Where’s your father?’ he asks the girl, wondering why any father would leave such a soft-faced daughter at the mercy of the world. Then Clay remembers the Sea Lord who owns him and bosses Kronk. What a brutal father he is to his daughter.
The Scut is jumping on the back of his deer, arguing loudly with one of the marketeers. He’ll be back any moment. There isn’t much time.
The girl flicks him a wretched glance. ‘My father’s across the ocean, in a city as tall as the sky.’
Clay’s eyes widen. A vision of towers fills his head; a vision he remembers from the stories told to him as
a child by his mother.
‘Market’s closed,’ the Scut shouts in disgust. ‘One man gets married and the whole world’s got to stop. Urth,’ he curses. ‘Lock her up in storage for today, dirt-boy.’
‘The name’s Clay, crab-face,’ Clay mutters under his breath. Kronk’s good mood didn’t last long.
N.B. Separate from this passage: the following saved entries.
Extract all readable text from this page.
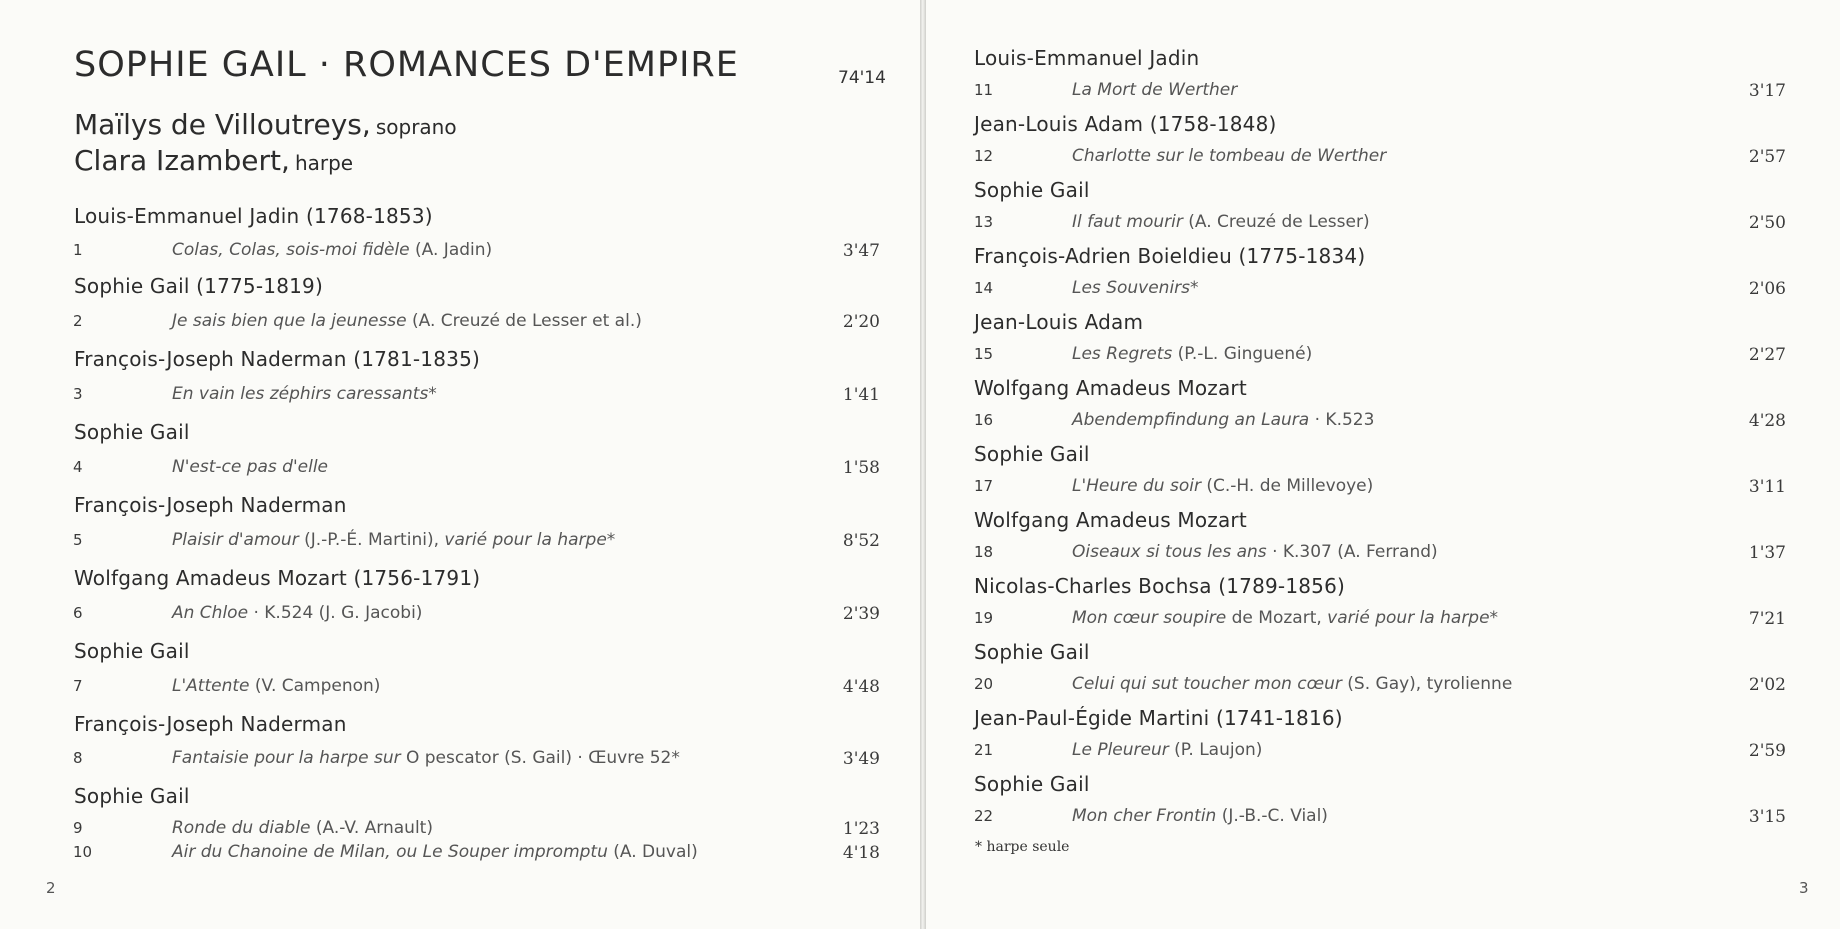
SOPHIE GAIL · ROMANCES D'EMPIRE	74'14
Maïlys de Villoutreys, soprano
Clara Izambert, harpe
Louis-Emmanuel Jadin (1768-1853)
1	Colas, Colas, sois-moi fidèle (A. Jadin)	3'47
Sophie Gail (1775-1819)
2	Je sais bien que la jeunesse (A. Creuzé de Lesser et al.)	2'20
François-Joseph Naderman (1781-1835)
3	En vain les zéphirs caressants*	1'41
Sophie Gail
4	N'est-ce pas d'elle	1'58
François-Joseph Naderman
5	Plaisir d'amour (J.-P.-É. Martini), varié pour la harpe*	8'52
Wolfgang Amadeus Mozart (1756-1791)
6	An Chloe · K.524 (J. G. Jacobi)	2'39
Sophie Gail
7	L'Attente (V. Campenon)	4'48
François-Joseph Naderman
8	Fantaisie pour la harpe sur O pescator (S. Gail) · Œuvre 52*	3'49
Sophie Gail
9	Ronde du diable (A.-V. Arnault)	1'23
10	Air du Chanoine de Milan, ou Le Souper impromptu (A. Duval)	4'18
2
Louis-Emmanuel Jadin
11	La Mort de Werther	3'17
Jean-Louis Adam (1758-1848)
12	Charlotte sur le tombeau de Werther	2'57
Sophie Gail
13	Il faut mourir (A. Creuzé de Lesser)	2'50
François-Adrien Boieldieu (1775-1834)
14	Les Souvenirs*	2'06
Jean-Louis Adam
15	Les Regrets (P.-L. Ginguené)	2'27
Wolfgang Amadeus Mozart
16	Abendempfindung an Laura · K.523	4'28
Sophie Gail
17	L'Heure du soir (C.-H. de Millevoye)	3'11
Wolfgang Amadeus Mozart
18	Oiseaux si tous les ans · K.307 (A. Ferrand)	1'37
Nicolas-Charles Bochsa (1789-1856)
19	Mon cœur soupire de Mozart, varié pour la harpe*	7'21
Sophie Gail
20	Celui qui sut toucher mon cœur (S. Gay), tyrolienne	2'02
Jean-Paul-Égide Martini (1741-1816)
21	Le Pleureur (P. Laujon)	2'59
Sophie Gail
22	Mon cher Frontin (J.-B.-C. Vial)	3'15
* harpe seule
3
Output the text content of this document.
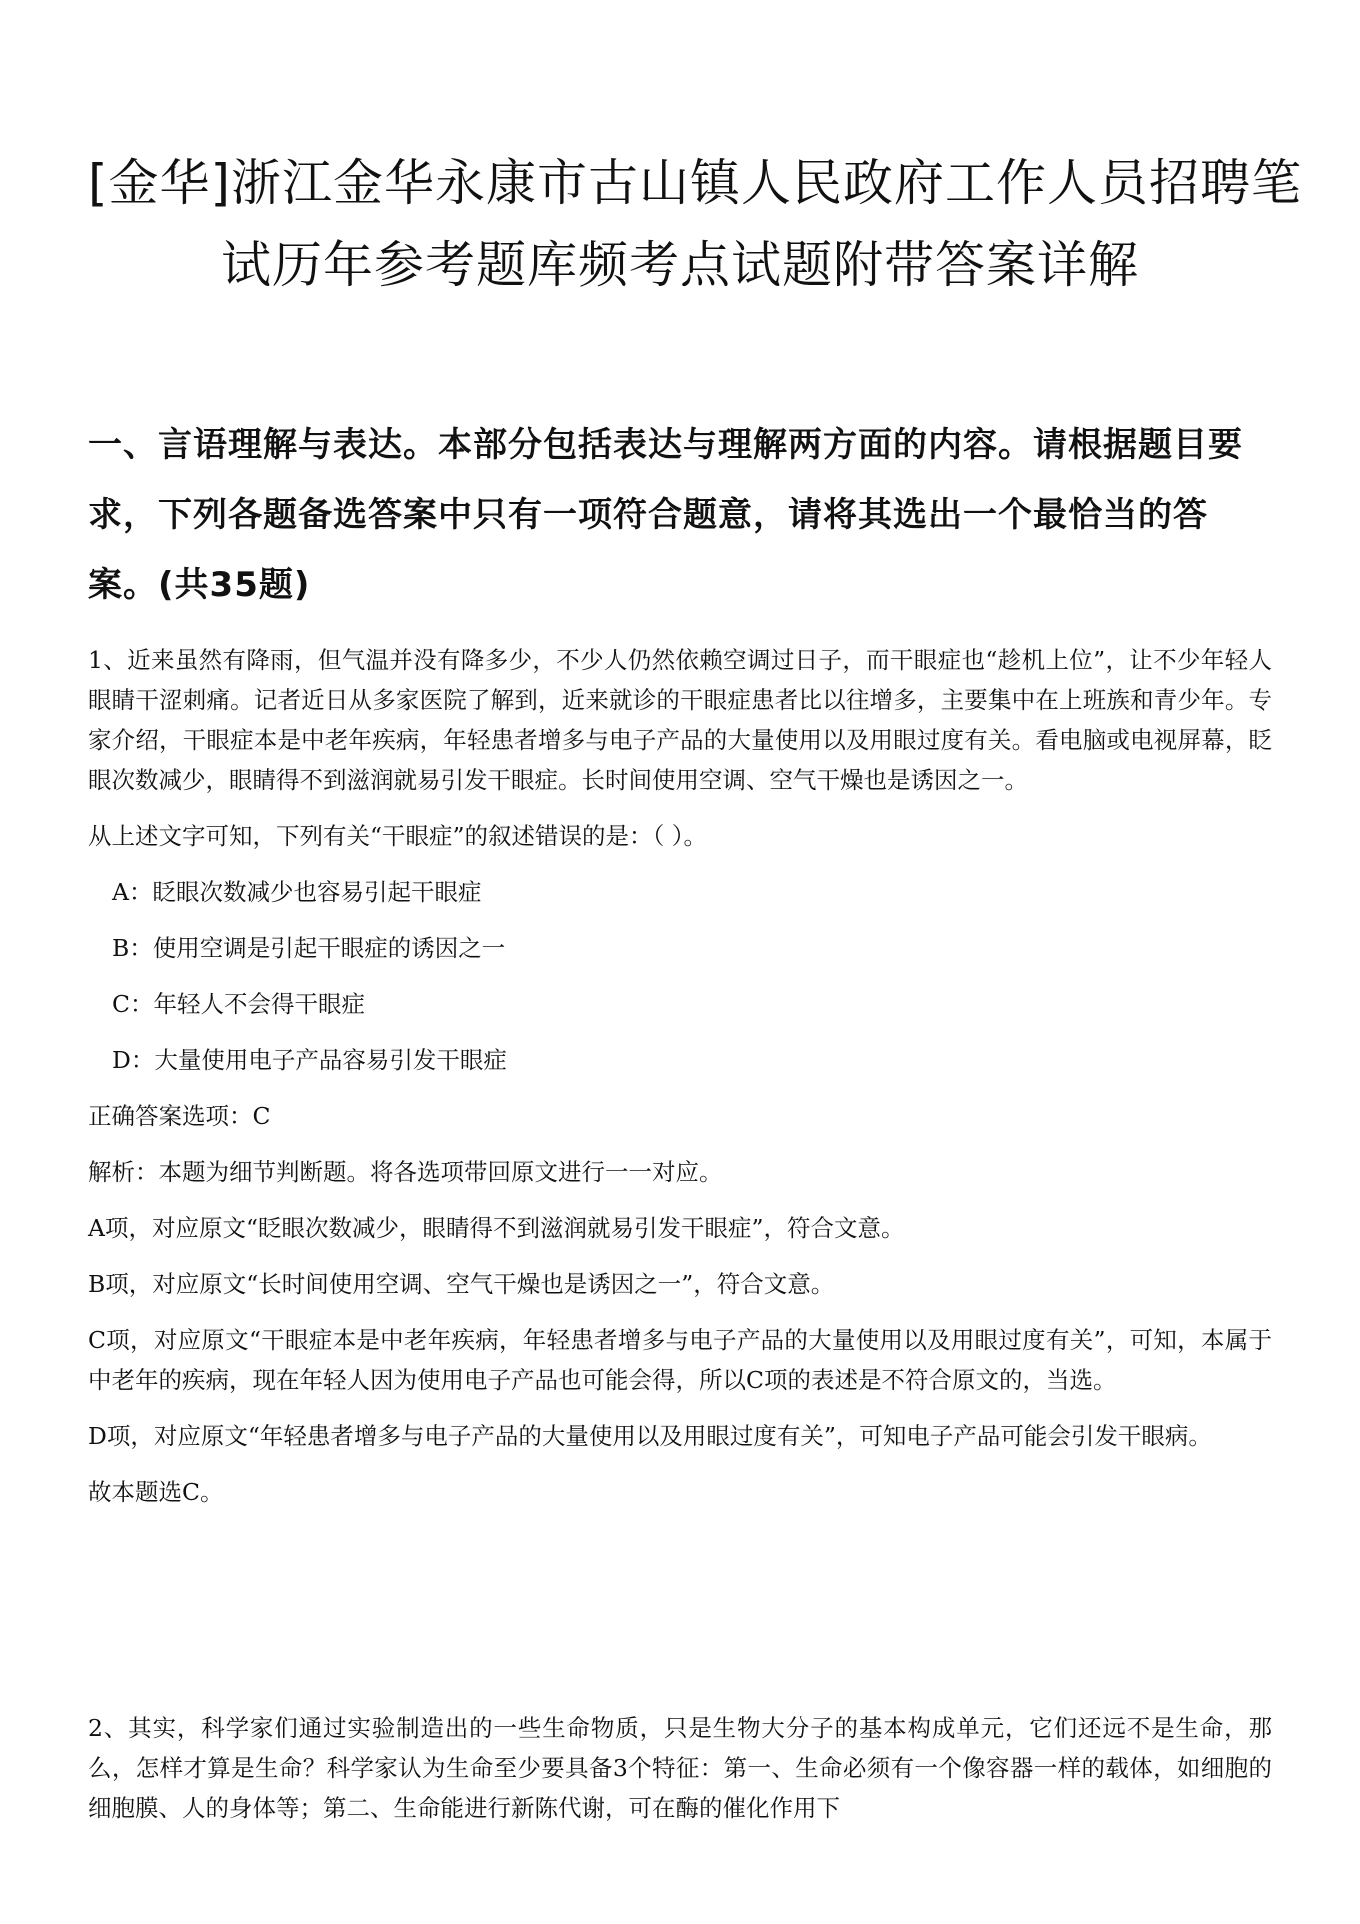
[金华]浙江金华永康市古山镇人民政府工作人员招聘笔
试历年参考题库频考点试题附带答案详解
一、言语理解与表达。本部分包括表达与理解两方面的内容。请根据题目要求，下列各题备选答案中只有一项符合题意，请将其选出一个最恰当的答案。(共35题)

1、近来虽然有降雨，但气温并没有降多少，不少人仍然依赖空调过日子，而干眼症也“趁机上位”，让不少年轻人眼睛干涩刺痛。记者近日从多家医院了解到，近来就诊的干眼症患者比以往增多，主要集中在上班族和青少年。专家介绍，干眼症本是中老年疾病，年轻患者增多与电子产品的大量使用以及用眼过度有关。看电脑或电视屏幕，眨眼次数减少，眼睛得不到滋润就易引发干眼症。长时间使用空调、空气干燥也是诱因之一。

从上述文字可知，下列有关“干眼症”的叙述错误的是：（ ）。

A：眨眼次数减少也容易引起干眼症

B：使用空调是引起干眼症的诱因之一

C：年轻人不会得干眼症

D：大量使用电子产品容易引发干眼症

正确答案选项：C

解析：本题为细节判断题。将各选项带回原文进行一一对应。

A项，对应原文“眨眼次数减少，眼睛得不到滋润就易引发干眼症”，符合文意。

B项，对应原文“长时间使用空调、空气干燥也是诱因之一”，符合文意。

C项，对应原文“干眼症本是中老年疾病，年轻患者增多与电子产品的大量使用以及用眼过度有关”，可知，本属于中老年的疾病，现在年轻人因为使用电子产品也可能会得，所以C项的表述是不符合原文的，当选。

D项，对应原文“年轻患者增多与电子产品的大量使用以及用眼过度有关”，可知电子产品可能会引发干眼病。

故本题选C。

2、其实，科学家们通过实验制造出的一些生命物质，只是生物大分子的基本构成单元，它们还远不是生命，那么，怎样才算是生命？科学家认为生命至少要具备3个特征：第一、生命必须有一个像容器一样的载体，如细胞的细胞膜、人的身体等；第二、生命能进行新陈代谢，可在酶的催化作用下
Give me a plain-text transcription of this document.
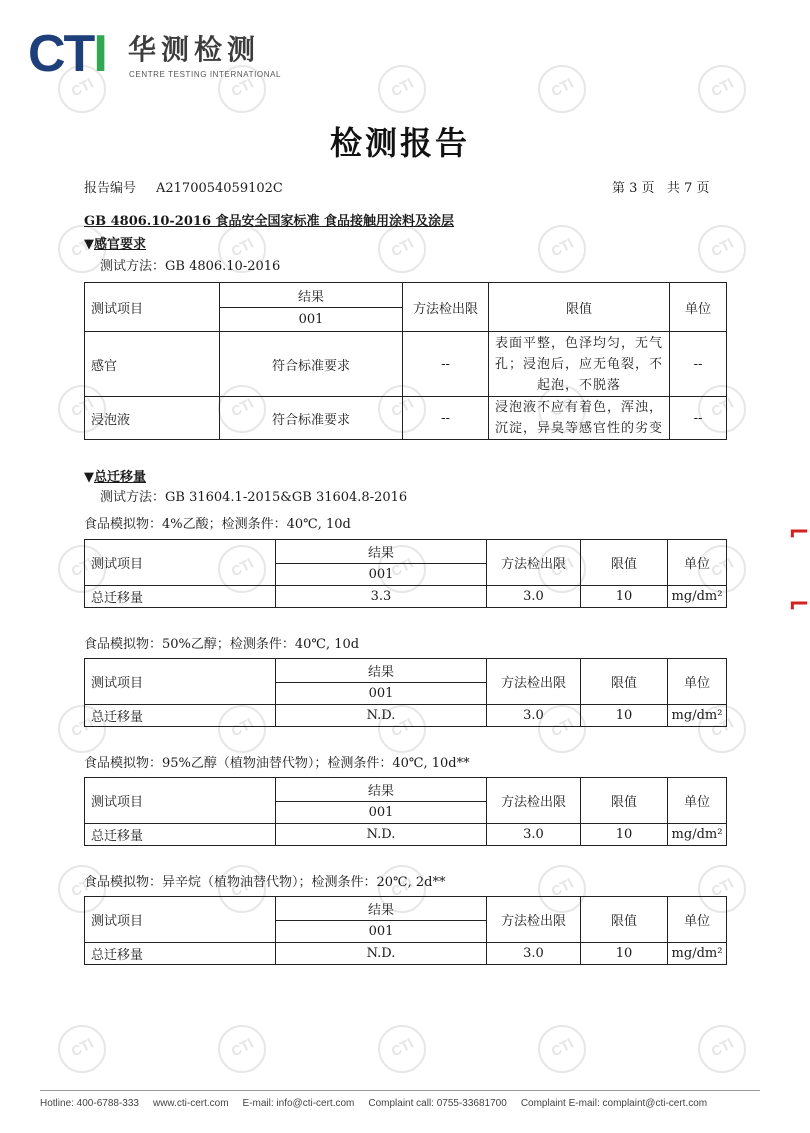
CTI
CTI
CTI
CTI
CTI
CTI
CTI
CTI
CTI
CTI
CTI
CTI
CTI
CTI
CTI
CTI
CTI
CTI
CTI
CTI
CTI
CTI
CTI
CTI
CTI
CTI
CTI
CTI
CTI
CTI
CTI
CTI
CTI
CTI
CTI
CTI 华测检测
CENTRE TESTING INTERNATIONAL
检测报告
报告编号 A2170054059102C	第 3 页   共 7 页
GB 4806.10-2016 食品安全国家标准 食品接触用涂料及涂层
▼感官要求
测试方法：GB 4806.10-2016
测试项目	结果	方法检出限	限值	单位
	001			
感官	符合标准要求	--	表面平整，色泽均匀，无气孔；浸泡后，应无龟裂，不起泡，不脱落	--
浸泡液	符合标准要求	--	浸泡液不应有着色，浑浊，沉淀，异臭等感官性的劣变	--
▼总迁移量
测试方法：GB 31604.1-2015&GB 31604.8-2016
食品模拟物：4%乙酸；检测条件：40℃, 10d
测试项目	结果	方法检出限	限值	单位
	001			
总迁移量	3.3	3.0	10	mg/dm²
食品模拟物：50%乙醇；检测条件：40℃, 10d
测试项目	结果	方法检出限	限值	单位
	001			
总迁移量	N.D.	3.0	10	mg/dm²
食品模拟物：95%乙醇（植物油替代物）；检测条件：40℃, 10d**
测试项目	结果	方法检出限	限值	单位
	001			
总迁移量	N.D.	3.0	10	mg/dm²
食品模拟物：异辛烷（植物油替代物）；检测条件：20℃, 2d**
测试项目	结果	方法检出限	限值	单位
	001			
总迁移量	N.D.	3.0	10	mg/dm²
⌐
⌐
Hotline: 400-6788-333 www.cti-cert.com E-mail: info@cti-cert.com Complaint call: 0755-33681700 Complaint E-mail: complaint@cti-cert.com
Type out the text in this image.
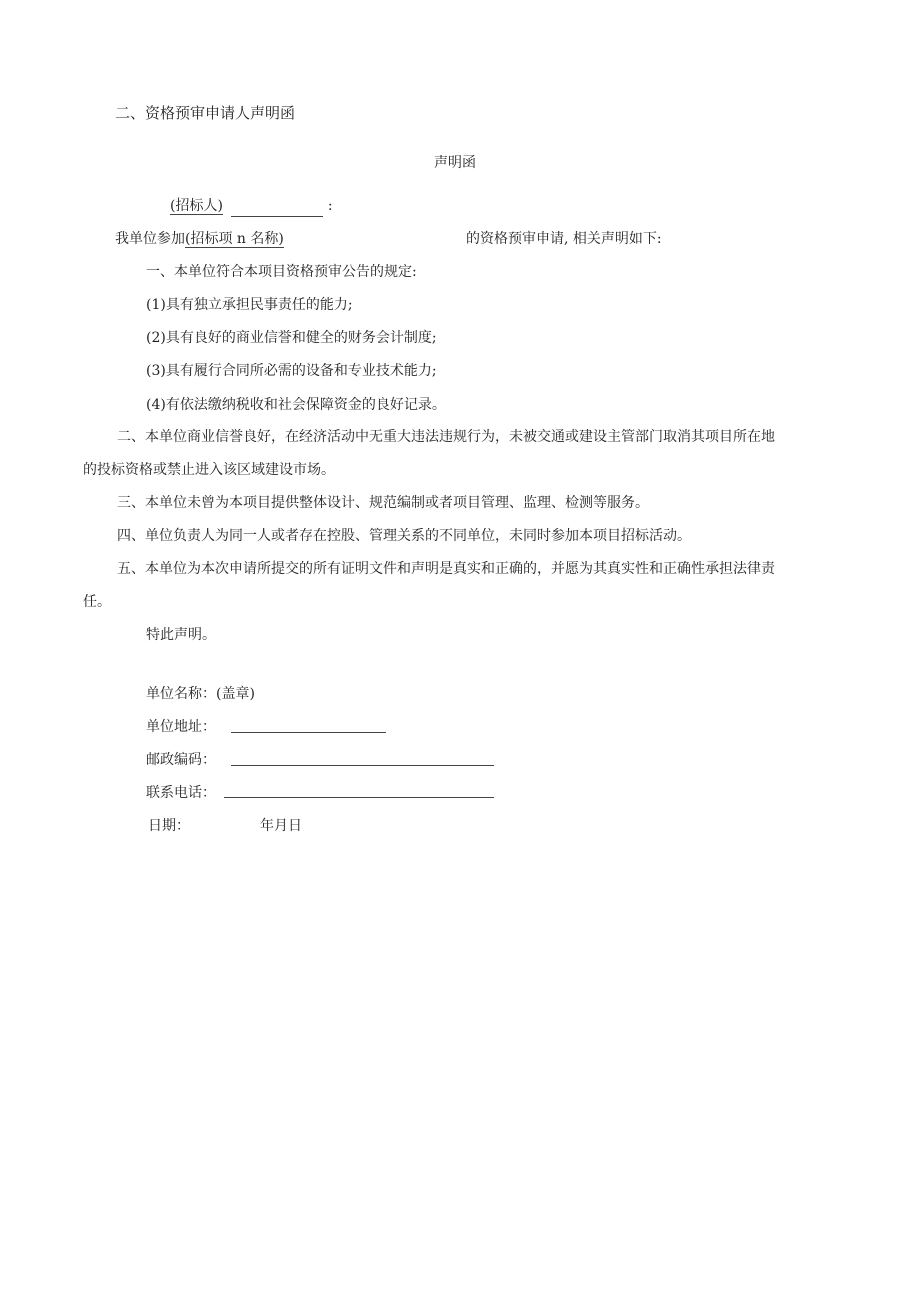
二、资格预审申请人声明函
声明函
(招标人)	:
我单位参加(招标项 n 名称)	的资格预审申请, 相关声明如下:
一、本单位符合本项目资格预审公告的规定:
(1)具有独立承担民事责任的能力;
(2)具有良好的商业信誉和健全的财务会计制度;
(3)具有履行合同所必需的设备和专业技术能力;
(4)有依法缴纳税收和社会保障资金的良好记录。
二、本单位商业信誉良好，在经济活动中无重大违法违规行为，未被交通或建设主管部门取消其项目所在地
的投标资格或禁止进入该区域建设市场。
三、本单位未曾为本项目提供整体设计、规范编制或者项目管理、监理、检测等服务。
四、单位负责人为同一人或者存在控股、管理关系的不同单位，未同时参加本项目招标活动。
五、本单位为本次申请所提交的所有证明文件和声明是真实和正确的，并愿为其真实性和正确性承担法律责
任。
特此声明。
单位名称：(盖章)
单位地址：
邮政编码：
联系电话：
日期：	年月日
But he knows better than to be heard; a Scut will cut off a slave’s hand for less. At least he’s got more time to find out about the scavenged girl.
Clay hauls his terrified prisoner along the harbour, across the rocky shore to the warren of sea caves at the foot of the mountain where goods and scavenges are stored. He pulls back the bolts on a rusted door and pushes the girl into a dank darkness – then checks that no one is looking and follows her into the cave.
THE GIRL AND THE PONTIFIX
‘Clay?’ whispers the girl.
‘That’s my name,’ he replies, as he takes the long end of the rope that binds her arms and knots it around a rock. ‘What’s yours?’
Her name is Lily Longhope, she says. He studies the trembling girl in the dim light that filters through gaps in the battered door. The plea in her amber-brown eyes tugs at his heart.
Look away, Clay tells himself. Tomorrow she’ll be someone’s kitchen slave and you’ll never see her again.
‘The wolfman,’ he begins, because if he doesn’t tell her she’ll never know what happened. He can give her that, at least. ‘He – he was killed. The ocean currents took him.’
Lily blinks. The milky skin of her face grows paler still. She shakes her head slowly.
‘Wing’s not dead,’ she scorns, as if that’s something he would never do. ‘I don’t believe you. He wouldn’t drown.’
Clay makes himself tell her. ‘He got hit in the head with an arrow.’
She sits in disbelieving silence, shaking from head to toe. Clay takes a step closer and reaches out a hand to stroke her hair but she lunges at him, sinking her teeth into his hand. Clay raises his other hand to retaliate, but his mother’s horrified face flashes up in his mind and he stops.